John Chandler Bancroft Davis
John Chandler Bancroft Davis enjoyed a long and prolific career as a diplomat, jurist, and legal historian.
The son of John Davis, a Massachusetts governor and U.S. senator, Davis was born December 29, 1822, in Worcester, Massachusetts. He entered Harvard College in 1840, but was suspended (unjustly, by some accounts) during his senior year. He then studied law and was admitted to the Massachusetts bar in 1844. Three years later, he received his law degree from Harvard.
Davis practiced law in New York City until August 1849, when he was appointed secretary of the U.S. legation in Great Britain. He was also acting chargé d' affaires of the embassy for a brief time. Davis left his diplomatic post in November 1852 to resume his law practice and to become U.S. correspondent for the London Times. Illness forced him to give up his law practice, and in 1862 he and his wife settled on a farm in rural New York State.

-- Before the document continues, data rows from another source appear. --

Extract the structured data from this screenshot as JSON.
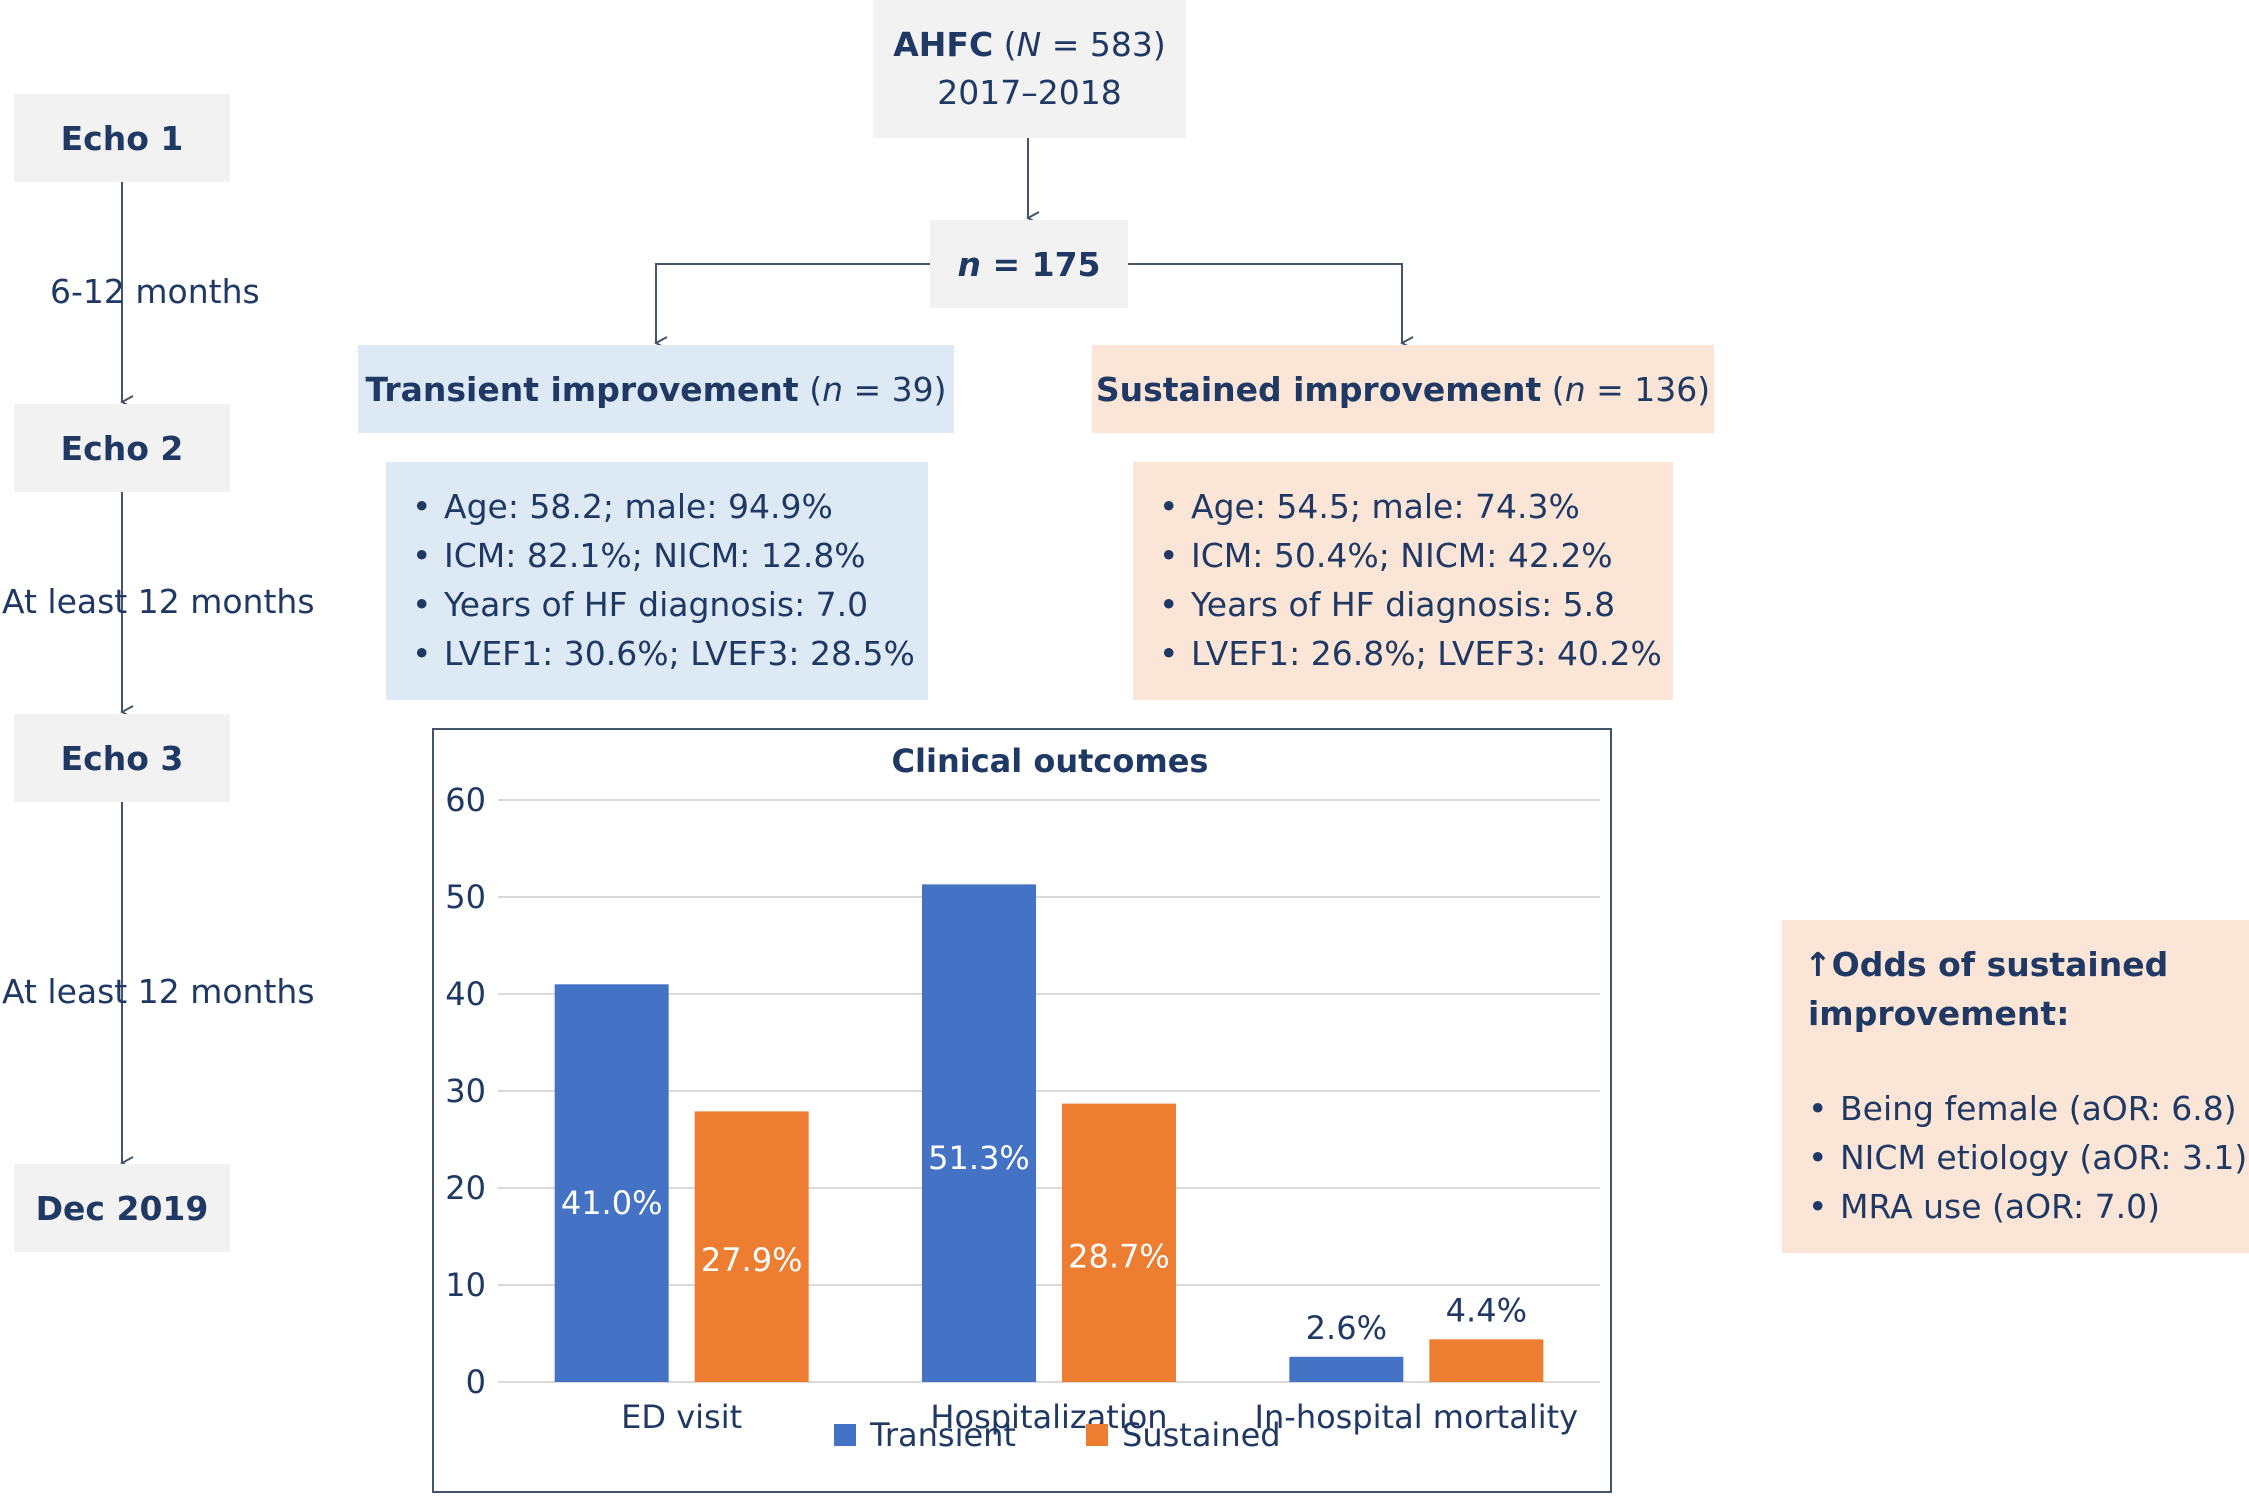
{
  "timeline": {
    "echo1": "Echo 1",
    "interval1": "6-12 months",
    "echo2": "Echo 2",
    "interval2": "At least 12 months",
    "echo3": "Echo 3",
    "interval3": "At least 12 months",
    "end": "Dec 2019"
  },
  "cohort": {
    "name": "AHFC",
    "n_label": "N",
    "n_value": "= 583)",
    "years": "2017–2018"
  },
  "subset": {
    "n_label": "n",
    "n_value": "= 175"
  },
  "groups": {
    "transient": {
      "title": "Transient improvement",
      "n_label": "n",
      "n_value": "= 39)",
      "bullets": [
        "Age: 58.2; male: 94.9%",
        "ICM: 82.1%; NICM: 12.8%",
        "Years of HF diagnosis: 7.0",
        "LVEF1: 30.6%; LVEF3: 28.5%"
      ]
    },
    "sustained": {
      "title": "Sustained improvement",
      "n_label": "n",
      "n_value": "= 136)",
      "bullets": [
        "Age: 54.5; male: 74.3%",
        "ICM: 50.4%; NICM: 42.2%",
        "Years of HF diagnosis: 5.8",
        "LVEF1: 26.8%; LVEF3: 40.2%"
      ]
    }
  },
  "odds": {
    "arrow": "↑",
    "title_line1": "Odds of sustained",
    "title_line2": "improvement:",
    "bullets": [
      "Being female (aOR: 6.8)",
      "NICM etiology (aOR: 3.1)",
      "MRA use (aOR: 7.0)"
    ]
  },
  "colors": {
    "transient": "#4472c4",
    "sustained": "#ed7d31",
    "text": "#1f3864"
  },
  "chart_data": {
    "type": "bar",
    "title": "Clinical outcomes",
    "categories": [
      "ED visit",
      "Hospitalization",
      "In-hospital mortality"
    ],
    "series": [
      {
        "name": "Transient",
        "values": [
          41.0,
          51.3,
          2.6
        ],
        "labels": [
          "41.0%",
          "51.3%",
          "2.6%"
        ]
      },
      {
        "name": "Sustained",
        "values": [
          27.9,
          28.7,
          4.4
        ],
        "labels": [
          "27.9%",
          "28.7%",
          "4.4%"
        ]
      }
    ],
    "ylim": [
      0,
      60
    ],
    "yticks": [
      "0",
      "10",
      "20",
      "30",
      "40",
      "50",
      "60"
    ],
    "grid": true,
    "legend": "bottom"
  }
}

Six years later, after regaining his health, Davis was elected to the New York State Assembly. In 1869, he left the legislature to accept an
appointment as assistant SECRETARY OF STATE under President ULYSSES S. GRANT. As the assistant secretary, Davis arbitrated a dispute between Portugal and Great Britain over their African possessions. In 1871, a joint high commission was created to settle a dispute between the United States and Great Britain over damages sustained by Confederate vessels during the Civil War. Davis resigned his position with the STATE DEPARTMENT to become U.S. secretary to the commission. He prepared the case for the United States and wrote a 500-page book, The
Case of the United States, in which the government demanded compensation for losses sustained by Confederate cruisers and for injuries to commerce. The Tribunal of Arbitration at Geneva later awarded the United States over $15 million in gold for damages.
Davis was reappointed assistant secretary of state in January 1873 but resigned in July 1874 to succeed his uncle, George Bancroft, as minister to Germany.
After three years in Berlin, Davis gave up his diplomatic career to become a judge on the U.S. Court of Claims. He sat on the court for five years and then served for nearly twenty years as reporter of decisions for the U.S. Supreme Court. As reporter for the Court, he edited over 75 volumes of the United States Reports, the official publication of the Court's opinions. Davis also classified important historical data on the federal judiciary. At the time of his death in 1907, at age 85, he had authored significant works on diplomacy, religion, and history, including The Massachusetts Justice (1847), Mr. Fish and the Alabama Claims (1893), and Origin of the Book of Common Prayer of the Protestant Episcopal Church in the United States of America (1897).